U.S. GDP is expected to contract in the second quarter of 2020, and if history repeats itself, the stock market correction is more likely to conclude in the second quarter rather than the first.


For now, since the stock market has escaped the possibility of a financial system crisis, the likelihood of the KOSPI falling below its previous low is considered low. However, given that the real economic shock from COVID-19 has not yet fully begun, it is judged that the stock market will find it difficult to rise trend-wise without a second correction.


The current rebound target for the KOSPI is around 1860, which corresponds to a 50% retracement of the index's decline. If a second correction occurs, the expected correction level is 1590, applying a 30% decline from the January high. It is considered more prudent to buy stocks after entering the second correction phase rather than chasing purchases at the current level above 1700.


◆ Ha In-hwan, Meritz Securities Researcher = Following last week's U.S. initial jobless claims, this week will see the release of U.S. employment data, the Institute for Supply Management (ISM) manufacturing index, and China's manufacturing Purchasing Managers' Index (PMI). Interest in these economic indicators is expected to rise significantly as they provide analysis on how COVID-19 is impacting the real economy.


While paying attention to economic indicators, there is another factor that needs monitoring: the credit rating Upgrade to Downgrade ratio (the ratio of credit rating upgrades to downgrades, where a value close to zero indicates more downgrades). Investors less familiar with the bond market might not know this, but the concept is simple. It is the number of companies with upgraded credit ratings divided by the number of companies with downgraded ratings. A higher ratio is positive, while a lower ratio is negative. Currently, if the tail risk in the financial market is collateralized loan obligations (CLOs), monitoring this Upgrade to Downgrade ratio is also necessary. At present, the Upgrade to Downgrade ratio for U.S. companies, especially high-yield firms, is close to zero.
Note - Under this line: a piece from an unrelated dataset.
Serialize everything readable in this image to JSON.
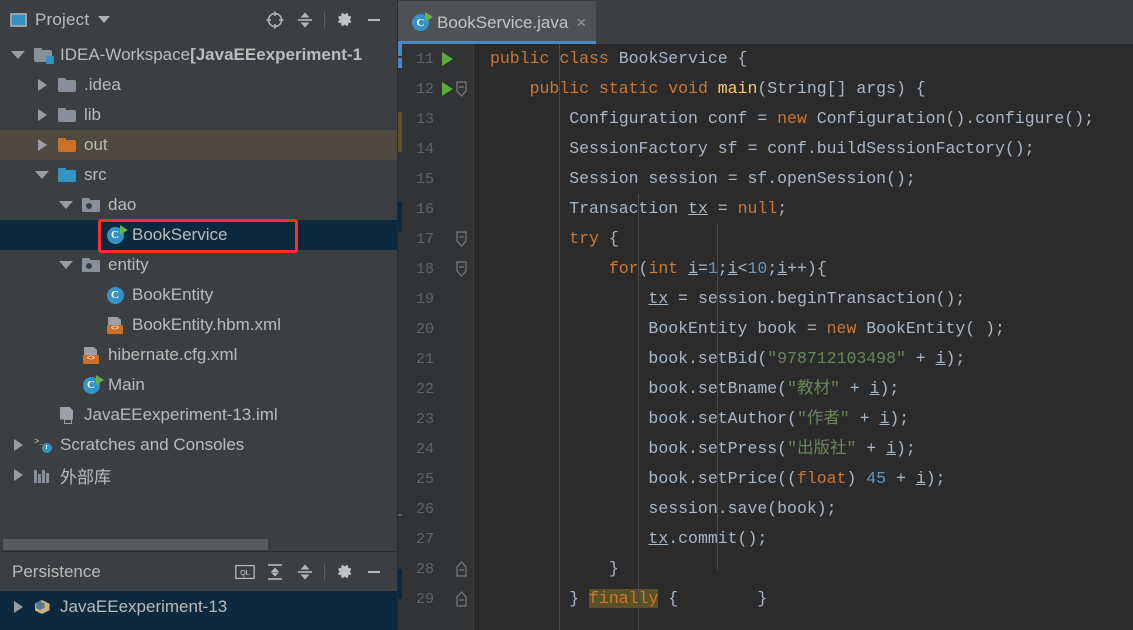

◆ Seo Sang-young, Kiwoom Securities Researcher = The Korean stock market is expected to experience increased volatility due to concerns over economic contraction stemming from the sharp rise in COVID-19 cases in the U.S. Notably, last week’s surge in U.S. initial jobless claims to 3.28 million and the anticipated further increase this week are expected to dampen investor sentiment. Additionally, the rapid increase in U.S. confirmed COVID-19 cases, which surpassed 120,000 as of the 18th, is a burden. The rapid increase in testing samples in the U.S. is also expected to accelerate the rise in confirmed cases, adding to concerns.


However, the possibility of improvement in China’s economic indicators compared to the previous month and the recent news over the weekend about the U.S. discussing a three-month global tariff suspension are expected to have a somewhat positive effect on investor sentiment. Considering these factors, the Korean stock market is expected to face increased volatility due to burdens from the surge in COVID-19 cases in the U.S. and Europe, weak economic indicators raising recession fears, and the decline in international oil prices following the end of OPEC production cuts.